Logan is a pure run stuffer. He only has 7 career sacks in 5 NFL seasons, but he regularly grades out as one of the best run stoppers in the league as evidenced by this stat from Jim Wyatt.
Over his 5 seasons in NFL, Bennie Logan (@da_king_son18) ranks 9th among DL in “stuffs” (a tackle for loss on a rushing attempt) with 31, according to STATS, Inc. Others on the list: Watt (1st, 46), Suh (38.5), Clowney (32.5) & @Jurrellc (24)— Jim Wyatt (@jwyattsports) April 8, 2018
Pro Football Focus measures “run stop percentage” by taking the number of tackles a player makes that constitute a “loss” for the offense and dividing it by the number of run snaps he played. A loss in this case isn’t a loss in yards, but a failure to gain enough yards to stay on schedule based on down and distance. Logan has consistently ranked near the top of the league in this statistic over his entire career. Here are his ranks by season:
2013: 9.2% (15th out of 80 qualifying DTs)
2014: 9.9% (10th out of 82 qualifying DTs)
2015: 14.8% (2nd out of 71 qualifying DTs)
2016: 9.0% (17th out of 75 qualifying DTs)
2017: 9.8% (13th out of 83 qualifying DTs)
That’s a consistent track record of being a very stout run defender. Sylvester Williams — the player whose roster spot he’s effectively taking — had a 6.7% stop percentage, ranking 47th in the league among defensive tackles in 2017.
Logan is going to offer very little as a pass rusher, and therefore is likely to only be an early down contributor in Nashville and that’s OK considering what he’s getting paid.
He also fits the Jon Robinson mold when it comes to personality and work ethic. While at LSU, he was given the honor of wearing the number 18 which is traditionally given to players who “demonstrate success both on and off the field – as well as a selfless attitude that has become the epitome of being an LSU football player.”
That attitude has followed him to the NFL as well as Chiefs coach Andy Reid attested to last summer.
“I like what I’ve seen [from Logan],” Reid said after Thursday’s minicamp practice. “Tough guy, good leader. He’s got a good personality, works his tail off.”
It will be interesting to see how Dean Pees deploys his defensive linemen this season.
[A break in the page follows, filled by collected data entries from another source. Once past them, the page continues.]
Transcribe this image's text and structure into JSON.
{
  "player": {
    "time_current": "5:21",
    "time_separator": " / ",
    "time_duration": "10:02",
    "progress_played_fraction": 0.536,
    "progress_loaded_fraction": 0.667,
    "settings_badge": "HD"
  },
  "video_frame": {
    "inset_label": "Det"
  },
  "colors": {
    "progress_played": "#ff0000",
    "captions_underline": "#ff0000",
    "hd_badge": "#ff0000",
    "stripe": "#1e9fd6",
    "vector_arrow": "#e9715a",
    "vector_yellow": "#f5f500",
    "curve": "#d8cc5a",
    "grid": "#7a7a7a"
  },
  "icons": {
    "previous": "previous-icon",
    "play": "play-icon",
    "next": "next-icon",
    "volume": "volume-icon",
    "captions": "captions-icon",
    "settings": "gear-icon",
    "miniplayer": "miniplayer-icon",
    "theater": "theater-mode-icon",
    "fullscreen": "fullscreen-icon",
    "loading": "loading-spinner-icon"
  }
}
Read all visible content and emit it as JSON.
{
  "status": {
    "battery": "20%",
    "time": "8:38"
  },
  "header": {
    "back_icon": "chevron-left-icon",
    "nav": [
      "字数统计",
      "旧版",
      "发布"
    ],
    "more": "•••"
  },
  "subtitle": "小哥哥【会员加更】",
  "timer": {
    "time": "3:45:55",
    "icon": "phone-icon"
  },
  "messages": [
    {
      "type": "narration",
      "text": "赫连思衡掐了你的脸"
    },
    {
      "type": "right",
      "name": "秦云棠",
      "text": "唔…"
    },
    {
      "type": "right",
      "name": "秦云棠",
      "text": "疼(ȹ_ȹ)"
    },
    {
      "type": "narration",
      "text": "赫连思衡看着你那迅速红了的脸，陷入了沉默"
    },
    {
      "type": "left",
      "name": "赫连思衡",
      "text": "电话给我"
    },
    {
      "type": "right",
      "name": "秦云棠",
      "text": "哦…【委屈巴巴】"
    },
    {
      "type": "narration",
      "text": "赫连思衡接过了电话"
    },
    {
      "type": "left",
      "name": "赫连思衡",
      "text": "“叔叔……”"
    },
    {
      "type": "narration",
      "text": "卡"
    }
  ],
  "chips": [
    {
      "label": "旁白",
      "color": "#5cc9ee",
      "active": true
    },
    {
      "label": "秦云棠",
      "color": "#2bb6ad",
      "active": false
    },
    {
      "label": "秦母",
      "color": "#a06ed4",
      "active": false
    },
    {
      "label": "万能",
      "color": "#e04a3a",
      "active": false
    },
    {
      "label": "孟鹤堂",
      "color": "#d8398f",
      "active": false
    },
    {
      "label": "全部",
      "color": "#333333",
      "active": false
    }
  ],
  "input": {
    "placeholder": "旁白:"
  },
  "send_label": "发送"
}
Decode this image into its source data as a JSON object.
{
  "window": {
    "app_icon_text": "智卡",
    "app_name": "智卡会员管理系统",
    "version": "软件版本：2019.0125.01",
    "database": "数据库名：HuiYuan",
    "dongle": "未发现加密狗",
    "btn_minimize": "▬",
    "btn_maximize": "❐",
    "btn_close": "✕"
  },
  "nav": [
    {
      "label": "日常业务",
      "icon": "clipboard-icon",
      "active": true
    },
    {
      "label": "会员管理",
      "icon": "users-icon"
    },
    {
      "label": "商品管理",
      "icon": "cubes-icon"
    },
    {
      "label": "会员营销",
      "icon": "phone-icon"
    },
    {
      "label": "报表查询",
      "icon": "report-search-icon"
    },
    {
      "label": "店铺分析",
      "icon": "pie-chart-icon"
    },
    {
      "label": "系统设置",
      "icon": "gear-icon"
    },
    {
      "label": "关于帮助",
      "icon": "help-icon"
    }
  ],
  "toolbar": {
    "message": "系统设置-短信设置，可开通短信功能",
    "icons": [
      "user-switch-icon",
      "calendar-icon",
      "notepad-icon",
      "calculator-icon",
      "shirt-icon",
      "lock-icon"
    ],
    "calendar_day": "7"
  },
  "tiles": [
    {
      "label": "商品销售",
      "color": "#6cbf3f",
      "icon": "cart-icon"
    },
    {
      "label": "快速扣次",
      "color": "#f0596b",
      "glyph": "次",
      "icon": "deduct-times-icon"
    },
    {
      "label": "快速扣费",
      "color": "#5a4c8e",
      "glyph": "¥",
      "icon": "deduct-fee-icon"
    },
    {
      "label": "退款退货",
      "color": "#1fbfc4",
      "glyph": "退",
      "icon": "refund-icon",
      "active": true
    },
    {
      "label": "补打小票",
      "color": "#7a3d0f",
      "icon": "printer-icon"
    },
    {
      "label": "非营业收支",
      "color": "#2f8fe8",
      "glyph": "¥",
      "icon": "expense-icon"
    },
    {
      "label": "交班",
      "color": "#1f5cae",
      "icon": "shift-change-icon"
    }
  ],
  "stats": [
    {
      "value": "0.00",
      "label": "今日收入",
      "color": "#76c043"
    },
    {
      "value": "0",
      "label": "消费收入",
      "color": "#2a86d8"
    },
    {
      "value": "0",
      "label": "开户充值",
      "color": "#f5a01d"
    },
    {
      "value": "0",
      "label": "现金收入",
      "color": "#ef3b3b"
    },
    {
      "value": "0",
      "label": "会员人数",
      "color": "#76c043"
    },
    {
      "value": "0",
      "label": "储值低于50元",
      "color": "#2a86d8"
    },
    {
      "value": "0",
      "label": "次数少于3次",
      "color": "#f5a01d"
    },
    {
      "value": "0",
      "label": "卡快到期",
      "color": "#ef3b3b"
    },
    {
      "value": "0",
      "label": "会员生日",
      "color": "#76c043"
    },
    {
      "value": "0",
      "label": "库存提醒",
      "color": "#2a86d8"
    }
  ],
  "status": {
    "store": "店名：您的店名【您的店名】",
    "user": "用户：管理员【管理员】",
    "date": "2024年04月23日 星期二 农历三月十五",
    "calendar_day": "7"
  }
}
Logan is probably the most natural nose tackle on the team, but DaQuan Jones and Austin Johnson can both credibly play the position. I would count Logan as an upgrade over Sylvester Williams, and he also gives the team quality depth with four starter level defensive linemen on the roster.
This means that the Titans are almost certainly not pursuing Johnathan Hankins despite the link between Hankins and Mike Vrabel. I’d be interested to know why they chose to pursue Logan over Hankins, but there are several possible reasons including money, fit, and opportunity.
The Titans are probably still in the market to add a defensive lineman — particularly one with some pass rush skills — during the draft. Logan replaces Williams, but they could still use another plus pass rusher to fit inside next to Casey on passing downs.